India sees Russia as a time-tested trusted partner. Much as the Western world would like to keep a sanctions-hit Russia isolated over the Ukraine war, India’s push for broader and deeper economic linkages reflects its own strategic needs.India’s purchase of Russian oil despite the sanctions will not just continue but is expected to increase further. Crude imports from Russia have increased from 2.5 million tonnes in 2021 to 90 million tonnes in 2023, with India being clear this is vital for its energy security. Investments in the energy sector by both sides also remain a top priority. Fertilizer imports from Russia, too, are seen as vital for India’s agriculture sector. Russian oil imports have helped push the bilateral trade figures to $65.70 billion. But while Indian imports were worth $61.44 billion, its exports accounted for a mere $4.26 billion.

While happy to import Russian oil at discounted rates, New Delhi will need to address this trade imbalance by widening the trade basket with Russia. Among the major export items from India are pharmaceuticals, organic chemicals, iron and steel and electrical machinery.

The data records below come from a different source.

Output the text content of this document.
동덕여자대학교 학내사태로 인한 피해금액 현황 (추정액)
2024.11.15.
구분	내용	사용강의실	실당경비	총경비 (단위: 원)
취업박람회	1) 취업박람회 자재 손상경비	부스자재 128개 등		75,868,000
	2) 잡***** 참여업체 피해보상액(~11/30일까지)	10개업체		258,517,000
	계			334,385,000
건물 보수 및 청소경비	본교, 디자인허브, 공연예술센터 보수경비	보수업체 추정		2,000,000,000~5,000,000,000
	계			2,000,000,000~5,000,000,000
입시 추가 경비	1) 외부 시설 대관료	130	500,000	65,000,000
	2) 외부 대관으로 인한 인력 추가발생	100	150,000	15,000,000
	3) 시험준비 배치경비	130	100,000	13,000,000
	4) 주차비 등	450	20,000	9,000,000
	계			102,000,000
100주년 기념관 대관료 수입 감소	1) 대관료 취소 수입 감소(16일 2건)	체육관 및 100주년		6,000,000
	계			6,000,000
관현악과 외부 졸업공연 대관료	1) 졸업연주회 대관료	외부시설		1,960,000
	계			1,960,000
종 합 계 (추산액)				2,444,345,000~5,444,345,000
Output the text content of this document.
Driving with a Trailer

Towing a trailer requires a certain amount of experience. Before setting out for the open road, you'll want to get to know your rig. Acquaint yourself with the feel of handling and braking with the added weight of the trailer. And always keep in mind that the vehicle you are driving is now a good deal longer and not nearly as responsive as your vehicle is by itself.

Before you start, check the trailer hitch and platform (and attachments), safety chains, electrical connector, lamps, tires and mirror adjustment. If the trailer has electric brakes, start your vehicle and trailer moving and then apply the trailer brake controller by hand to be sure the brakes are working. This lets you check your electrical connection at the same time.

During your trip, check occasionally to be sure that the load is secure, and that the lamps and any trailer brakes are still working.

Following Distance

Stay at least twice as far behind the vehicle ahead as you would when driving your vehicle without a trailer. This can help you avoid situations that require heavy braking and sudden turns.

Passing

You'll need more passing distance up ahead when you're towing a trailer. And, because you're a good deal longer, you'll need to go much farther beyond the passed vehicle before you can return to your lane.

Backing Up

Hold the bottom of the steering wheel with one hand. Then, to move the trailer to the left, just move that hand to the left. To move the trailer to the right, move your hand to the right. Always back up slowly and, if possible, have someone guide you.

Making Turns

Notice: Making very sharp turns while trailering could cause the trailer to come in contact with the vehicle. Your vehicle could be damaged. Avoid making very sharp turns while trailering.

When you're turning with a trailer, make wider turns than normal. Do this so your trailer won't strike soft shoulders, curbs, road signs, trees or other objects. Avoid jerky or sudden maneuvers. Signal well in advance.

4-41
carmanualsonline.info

That the two sides agreed to look at the possibility of eliminating non-tariff trade barriers and the setting up of a Eurasian Economic Union (EAEU)-India Free Trade Area shows the seriousness of intent to promote bilateral trade. The nudge to begin full negotiations for a free trade agreement between India and the EAEU too should lend a fillip to trade ties.

Connectivity too remains a priority for both sides. It would mean access for Indian goods to the Eurasian markets. However, the proposed INSTC (International North-South Transport) Corridor is still a long way away from becoming a reality. While there is renewed interest between the two sides to establish a Chennai-Vladivostok Maritime Corridor, which was first mooted in 2019,  it also remains to be seen whether it will fructify.  The summit, of course, also emphasized the importance of robust cooperation in the defence sector, which is an important element of India’s security paradigm. Russia remains India’s biggest arms supplier despite New Delhi’s continuing efforts to diversify by turning to others like the US, France and Israel to meet its requirements. India would have undoubtedly sought to address its concerns over the delays in the supply of Russian military hardware and spares owing to the Ukraine war.The Modi-Putin Summit may have left the West fulminating, but it’s fairly obvious New Delhi will plough its furrow so long as it serves its strategic priorities.  The writer is a senior journalist who writes on foreign affairs.